The damage of an affair can be cataclysmic. Commonly, the betrayed partner may experience something akin to post-traumatic stress disorder (PTSD). As with PTSD, they may have intrusive thoughts (“They are still cheating”), flashback memories of when they first discovered the affair, negative feelings about themselves or the relationship (such as, “I am not good enough” or “We will never repair trust”) and hypervigilance (which often presents as “checking” behaviors, such as wanting to check their partner’s phone and social media accounts). Yet the betraying partner is often severely impacted as well. They may experience extreme guilt, shame and sadness over the impact of their actions on their spouse and on the relationship. In fact, one of the many reasons they attempt to hide and deny their affair when caught is because they do not want to hurt their spouse. Often the betraying partner also feels that they did not act within their own values, and their image of themselves has changed for the negative.
For the betrayed partner and often even for the betrayer, an important question is “Why did this happen?” There are many reasons an affair can occur, and often it is a combination of factors. Some of these factors include:
- Job-related factors: Marriage is hard work even without the stressors brought on by law enforcement work. Shift work, high stress and other factors inherent in the job often put a strain on the relationship. In addition, what often starts out as a well-intentioned desire to shield or not worry your spouse of the difficult aspects of the job actually creates a rift in the relationship. As time progresses, the less you share with your spouse, the greater the rift in the marriage becomes. Additionally, as you may feel that a co-worker may be able to better relate to you, you may inadvertently be opening up your relationship to external threats. What begins as a friendship with a co-worker can often lead to a romantic entanglement. (Note: This is not to say that you should not have friends of the opposite sex. What is important is that those friends know about and are supportive of your marriage, and that the friendship does not become focused on the negative aspects of your marriage.)
- State of the marriage: Every marriage goes through phases. This may include phases of monotony, boredom or discord. If your marriage starts to feel like a chore (or just about the kids), communication has shut down and most of your interactions have become negative, an affair may seem like an escape. We idealize the “new” person, and it is precisely because we do not know them very well that they may seem attractive, mysterious and exciting.

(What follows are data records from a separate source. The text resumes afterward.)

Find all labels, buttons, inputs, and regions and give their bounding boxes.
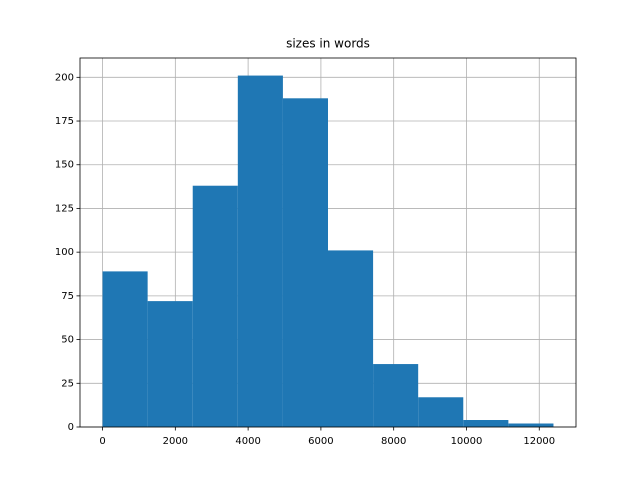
bar: [102, 271, 148, 427]
bar: [192, 185, 238, 427]
y-tick-label: 25: [61, 378, 74, 389]
x-tick-label: 10000: [451, 436, 483, 447]
bar: [328, 250, 374, 427]
axes-frame: [79, 57, 577, 428]
bar: [418, 397, 464, 427]
y-tick-label: 100: [55, 247, 74, 258]
chart-title: sizes in words: [286, 37, 370, 51]
x-tick-label: 6000: [308, 436, 333, 447]
bar: [282, 98, 328, 428]
x-tick-label: 0: [99, 436, 105, 447]
y-tick-label: 175: [55, 116, 74, 127]
bar: [463, 420, 509, 427]
y-tick-label: 0: [68, 422, 74, 433]
bar: [237, 75, 283, 428]
bar: [147, 301, 193, 427]
x-tick-label: 12000: [523, 436, 555, 447]
x-tick-label: 4000: [235, 436, 260, 447]
bar: [508, 423, 554, 427]
y-tick-label: 200: [55, 72, 74, 83]
y-tick-label: 75: [61, 291, 74, 302]
y-tick-label: 150: [55, 160, 74, 171]
x-tick-label: 8000: [381, 436, 406, 447]
y-tick-label: 125: [55, 203, 74, 214]
x-tick-label: 2000: [163, 436, 188, 447]
y-tick-label: 50: [61, 335, 74, 346]
bar: [373, 364, 419, 427]
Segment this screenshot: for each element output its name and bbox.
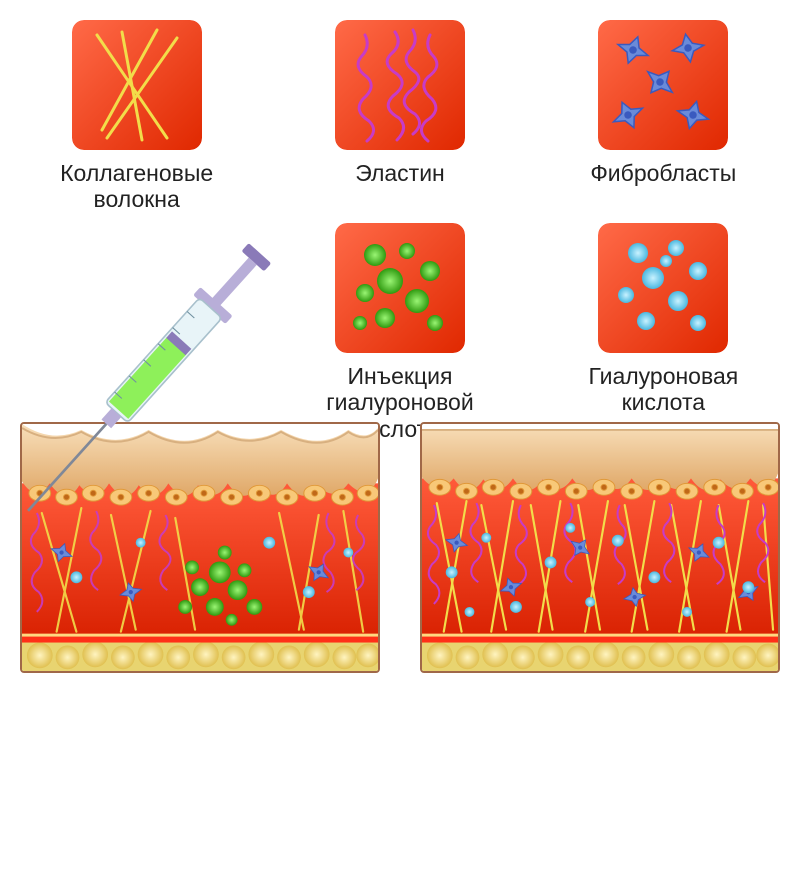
legend-item-fibroblast: Фибробласты [590, 20, 736, 213]
legend-label: Фибробласты [590, 160, 736, 186]
skin-block-healthy [420, 422, 780, 678]
legend-item-elastin: Эластин [335, 20, 465, 213]
legend-item-ha-natural: Гиалуроновая кислота [547, 223, 780, 442]
collagen-icon [72, 20, 202, 150]
legend-label: Гиалуроновая кислота [547, 363, 780, 416]
legend-label: Эластин [355, 160, 445, 186]
skin-diagrams [20, 422, 780, 678]
legend-label: Коллагеновые волокна [20, 160, 253, 213]
syringe-icon [14, 217, 274, 547]
fibroblast-icon [598, 20, 728, 150]
ha-injection-icon [335, 223, 465, 353]
legend-item-collagen: Коллагеновые волокна [20, 20, 253, 213]
skin-block-injection [20, 422, 380, 678]
elastin-icon [335, 20, 465, 150]
legend-item-ha-injection: Инъекция гиалуроновой кислоты [283, 223, 516, 442]
ha-natural-icon [598, 223, 728, 353]
skin-cross-section-right [420, 422, 780, 673]
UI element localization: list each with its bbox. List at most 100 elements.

Often we only understand that this was just a fleeing illusion in the aftermath of the affair.
- Opportunity: While the factors described above can play a major role, believe it or not, affairs are often a crime of opportunity. Even those of couples who are in a loving and committed marriage may sometimes succumb to the temptation of an affair if the opportunity is there.
- Wanting out: Sometimes individuals are truly unhappy in their marriage and are not in the right relationship for them. Sometimes these individuals may sabotage their marriage with the drastic act of an affair because they do not want to address the issue directly.
For all the reasons that individuals choose to have an affair, they often have much better reasons to want to repair the relationship. In the aftermath, an individual may not know exactly how they came to make the choices they made (to the frustration of the betrayed partner), but they are often certain that they do want to save their marriage. If you have found yourself in Matt and Laurie’s position, how should you move forward? First, both you and your partner should decide if you want to remain in the marriage. While you may have feelings of doubt of whether you can still make it work, you should be clear that you want to at least try. Second, the betraying partner must end the affair before you start couples counseling. You cannot work on your relationship if you are still engaged in another. If you are not sure if you want to end the affair, you may benefit from individual counseling to help you decide which relationship you want to pursue. The good news is that most couples choose to stay together after an affair, and if they seek counseling many couples are able to repair the trust, heal and even develop a stronger relationship than ever before. While many couples wish they never had to go through the painful ordeal, many are actually glad of the outcome of their hard work in the repair process that resulted in a stronger bond.